Last week I was lucky enough to be invited to Imbibe Live, an annual exhibition for those involved in all aspects of the drinks industry. For little me it was, frankly, overwhelming with so much to see, taste and do. Unfortunately, at the time I was able to make it there wasn’t much beer stuff on, but there were lots of interesting talks I wish I could have gone to, such as Ben McFarland’s Beer Trends for 2014 and the Beer Academy’s master class. Oh well. Next time!
While there I bumped into my friend Susannah of Drink Britain, who plonked me on to a Beer Safari with the one and only Jane Peyton, current Beer Sommelier of the Year. Who better to show me the good stuff?!
We started at one of my favourite places: Meantime. Of course the downside of this was that I knew what I was getting, but when what I was getting was Yakima Red, one of my favourite beers OF ALL TIME….it wasn’t so bad.
But then, out of the corner of my eye, I spied a sparkling gem…
Look at this! It’s beautiful! It comes in a tube! It is, as you might expect from the name, an imperial stout. At least that’s what it said on the label, but…this is no imperial stout, it’s clearly a black IPA. Dark and roasted notes, but with a sharp citrusy nose and bitter finish, this is one I need to get my hands on. Perfection.

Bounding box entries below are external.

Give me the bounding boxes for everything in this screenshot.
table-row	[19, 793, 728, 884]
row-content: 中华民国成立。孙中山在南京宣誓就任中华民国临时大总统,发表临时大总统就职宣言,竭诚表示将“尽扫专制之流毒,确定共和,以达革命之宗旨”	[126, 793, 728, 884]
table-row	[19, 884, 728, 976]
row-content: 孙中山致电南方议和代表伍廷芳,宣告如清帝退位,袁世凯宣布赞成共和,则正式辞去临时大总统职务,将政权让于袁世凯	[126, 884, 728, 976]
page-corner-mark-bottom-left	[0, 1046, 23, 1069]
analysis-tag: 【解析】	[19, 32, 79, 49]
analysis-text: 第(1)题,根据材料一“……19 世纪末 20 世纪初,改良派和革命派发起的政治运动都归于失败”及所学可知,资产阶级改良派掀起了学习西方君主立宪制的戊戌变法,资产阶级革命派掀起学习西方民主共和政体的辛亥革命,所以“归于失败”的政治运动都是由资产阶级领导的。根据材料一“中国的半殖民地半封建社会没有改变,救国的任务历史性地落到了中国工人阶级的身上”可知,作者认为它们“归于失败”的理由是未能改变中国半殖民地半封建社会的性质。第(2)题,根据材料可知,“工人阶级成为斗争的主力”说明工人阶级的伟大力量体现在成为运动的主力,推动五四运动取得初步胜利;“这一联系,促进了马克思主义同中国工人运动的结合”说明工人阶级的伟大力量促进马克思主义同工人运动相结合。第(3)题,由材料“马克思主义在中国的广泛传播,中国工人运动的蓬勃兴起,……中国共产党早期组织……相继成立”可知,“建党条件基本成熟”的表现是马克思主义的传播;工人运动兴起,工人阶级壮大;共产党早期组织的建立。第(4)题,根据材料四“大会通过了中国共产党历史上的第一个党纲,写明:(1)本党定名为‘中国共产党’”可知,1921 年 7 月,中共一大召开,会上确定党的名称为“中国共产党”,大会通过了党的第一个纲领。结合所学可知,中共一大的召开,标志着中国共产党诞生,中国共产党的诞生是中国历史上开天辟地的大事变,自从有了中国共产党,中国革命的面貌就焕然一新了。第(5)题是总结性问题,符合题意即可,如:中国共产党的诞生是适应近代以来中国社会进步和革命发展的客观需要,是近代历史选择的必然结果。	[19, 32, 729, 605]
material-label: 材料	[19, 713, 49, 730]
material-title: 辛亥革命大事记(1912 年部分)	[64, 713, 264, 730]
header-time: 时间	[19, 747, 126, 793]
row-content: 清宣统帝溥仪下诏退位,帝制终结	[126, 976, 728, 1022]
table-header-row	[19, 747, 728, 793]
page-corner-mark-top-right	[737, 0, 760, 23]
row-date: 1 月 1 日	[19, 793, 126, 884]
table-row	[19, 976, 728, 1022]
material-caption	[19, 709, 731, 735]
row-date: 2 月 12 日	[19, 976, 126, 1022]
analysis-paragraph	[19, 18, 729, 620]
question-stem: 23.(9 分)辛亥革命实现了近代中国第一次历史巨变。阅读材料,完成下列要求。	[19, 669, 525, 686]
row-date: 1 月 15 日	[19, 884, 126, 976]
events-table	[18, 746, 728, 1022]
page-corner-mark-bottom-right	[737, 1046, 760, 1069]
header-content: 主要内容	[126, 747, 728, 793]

After that we were whisked off to Marston’s for a taste of their hefeweizen from the Revisionist Series. I don’t want to dwell, but the most accurate description came from another safari attendee who said, ‘It’s like they made a decent beer and then diluted it’.
Annnnnnnnnnnnyway! With that behind us we popped along to see WEST Brewery, a brewery that I have a lot of time for and particularly love their ‘German head, Glaswegian heart’ ethos.
The difference in their hefeweizen was incredible. The look, the smell and the taste just screamed quality. Packed with bananas and cloves, it had the perfect balance of tangy citrus flavours and smooth, creamy vanilla with a dry finish. Yum yum in my tum. I must find some more of this and fill the fridge with it.
We also tried their Munich Red, another crowd pleaser, although perhaps it had a little less impact after the beauty of the hefeweizen.
Next up was another brewery I like a lot: Palm. Palm is my trusty beverage that I always come back to if I fancy something uncomplicated and refreshing. I always associate it with chilling out on the South Bank, as they have it at the BFI bar and Studio 6 (one of my favourite restaurants) so overall Palm has good connotations for me.
I hadn’t tried it out of a can before, but was pleasantly surprised at how completely undifferent (yes, that’s a word now) it was, with no metallic taste to it at all. I haven’t seen these about- are they available yet? Can I buy an additional ‘summer fridge’ to put these in please?
Andy, their UK Brand Manager, was on hand to give us some interesting facts about Palm, including the reason for the use of the Belgian Draft Horse on the label. The Belgian Draft Horse has an amber coloured coat and a thick white mane, precisely the colours of a pint of Palm! Not only that, but they now have initiatives in place to preserve it from extinction. You can find out more here.
But what Andy didn’t tell us is that he was saving the best for last. Ahh, Rodenbach Grand Cru, the daddy of sour beers. Can you believe I’d never tried it? I think it’s because, ultimately, sours and guezes are not styles I would usually go for (sharp jelly sweets make my eye twitch). Anywho: my god. Rodenbach Grand Cru is one of the most delicious beers I have ever tasted in my life. It’s just pure perfection. Cherries and red wine and sweet and sour and every tiny sip presenting a new and exquisite taste sensation. Just absolutely wonderful. This is the sort of beer you would serve at a wedding (watch out friends with upcoming nuptials- present spoiler!)
Can we do beer safaris every weekend please?